Multiple Rad52-Mediated Homology-Directed Repair Mechanisms Are Required to Prevent Telomere Attrition-Induced Senescence in Saccharomyces cerevisiae

Most human somatic cells express insufficient levels of telomerase, which can result in telomere shortening and eventually senescence, both of which are hallmarks of ageing. Homology-directed repair (HDR) is important for maintaining proper telomere function in yeast and mammals. In Saccharomyces cerevisiae, Rad52 is required for almost all HDR mechanisms, and telomerase-null cells senesce faster in the absence of Rad52. However, its role in preventing accelerated senescence has been unclear. In this study, we make use of rad52 separation-of-function mutants to find that multiple Rad52-mediated HDR mechanisms are required to delay senescence, including break-induced replication and sister chromatid recombination. In addition, we show that misregulation of histone 3 lysine 56 acetylation, which is known to be defective in sister chromatid recombination, also causes accelerated senescence. We propose a model where Rad52 is needed to repair telomere attrition-induced replication stress.

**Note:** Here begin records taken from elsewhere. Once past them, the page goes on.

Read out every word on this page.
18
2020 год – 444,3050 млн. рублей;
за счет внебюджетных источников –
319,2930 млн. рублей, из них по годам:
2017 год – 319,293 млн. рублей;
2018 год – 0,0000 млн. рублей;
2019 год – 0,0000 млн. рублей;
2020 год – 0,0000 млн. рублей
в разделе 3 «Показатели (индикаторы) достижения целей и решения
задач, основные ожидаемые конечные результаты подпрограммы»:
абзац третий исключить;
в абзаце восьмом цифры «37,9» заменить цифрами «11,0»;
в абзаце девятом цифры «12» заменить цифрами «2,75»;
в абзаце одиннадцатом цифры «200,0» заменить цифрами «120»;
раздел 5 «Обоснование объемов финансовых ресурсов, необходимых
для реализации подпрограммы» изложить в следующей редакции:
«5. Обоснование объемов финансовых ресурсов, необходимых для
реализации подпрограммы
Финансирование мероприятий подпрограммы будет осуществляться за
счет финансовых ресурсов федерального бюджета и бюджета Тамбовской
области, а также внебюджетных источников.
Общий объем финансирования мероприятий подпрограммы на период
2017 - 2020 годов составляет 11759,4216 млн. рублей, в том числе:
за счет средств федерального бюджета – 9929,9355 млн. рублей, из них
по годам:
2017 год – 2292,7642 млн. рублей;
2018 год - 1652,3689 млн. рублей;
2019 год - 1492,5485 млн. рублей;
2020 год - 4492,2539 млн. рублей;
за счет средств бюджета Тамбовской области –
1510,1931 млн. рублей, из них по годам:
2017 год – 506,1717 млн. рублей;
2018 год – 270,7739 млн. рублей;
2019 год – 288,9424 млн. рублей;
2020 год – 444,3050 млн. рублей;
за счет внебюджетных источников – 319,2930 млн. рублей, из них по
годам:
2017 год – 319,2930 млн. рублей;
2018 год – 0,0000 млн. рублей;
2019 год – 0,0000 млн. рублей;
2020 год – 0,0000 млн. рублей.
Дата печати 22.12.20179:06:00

Telomeres are essential structures located at the ends of chromosomes. The canonical DNA replication machinery is unable to fully replicate DNA at chromosome ends, causing telomeres to shorten with every round of cell division. This shortening can be counteracted by an enzyme called telomerase, but in most human somatic cells, there is insufficient expression of telomerase to prevent telomere shortening. Cells with critically short telomeres can enter an arrested state known as senescence. Telomere attrition has been identified as a hallmark of human ageing. Homologous recombination proteins are important for proper telomere function in yeast and mammals. Yeast lacking both telomerase and Rad52, required for almost all recombination, exhibits accelerated senescence, yet no apparent increase in the rate of telomere shortening. In this study, we explore the role of Rad52 during senescence by taking advantage of rad52 separation-of-function mutants. We find that Rad52 acts in multiple ways to overcome DNA replication problems at telomeres. Impediments to telomere replication can be dealt with by post-replication repair mechanisms, which use a newly synthesized sister chromatid as a template to replicate past the impediment, while telomere truncations, likely caused by the collapse of replication forks, can be extended by break-induced replication.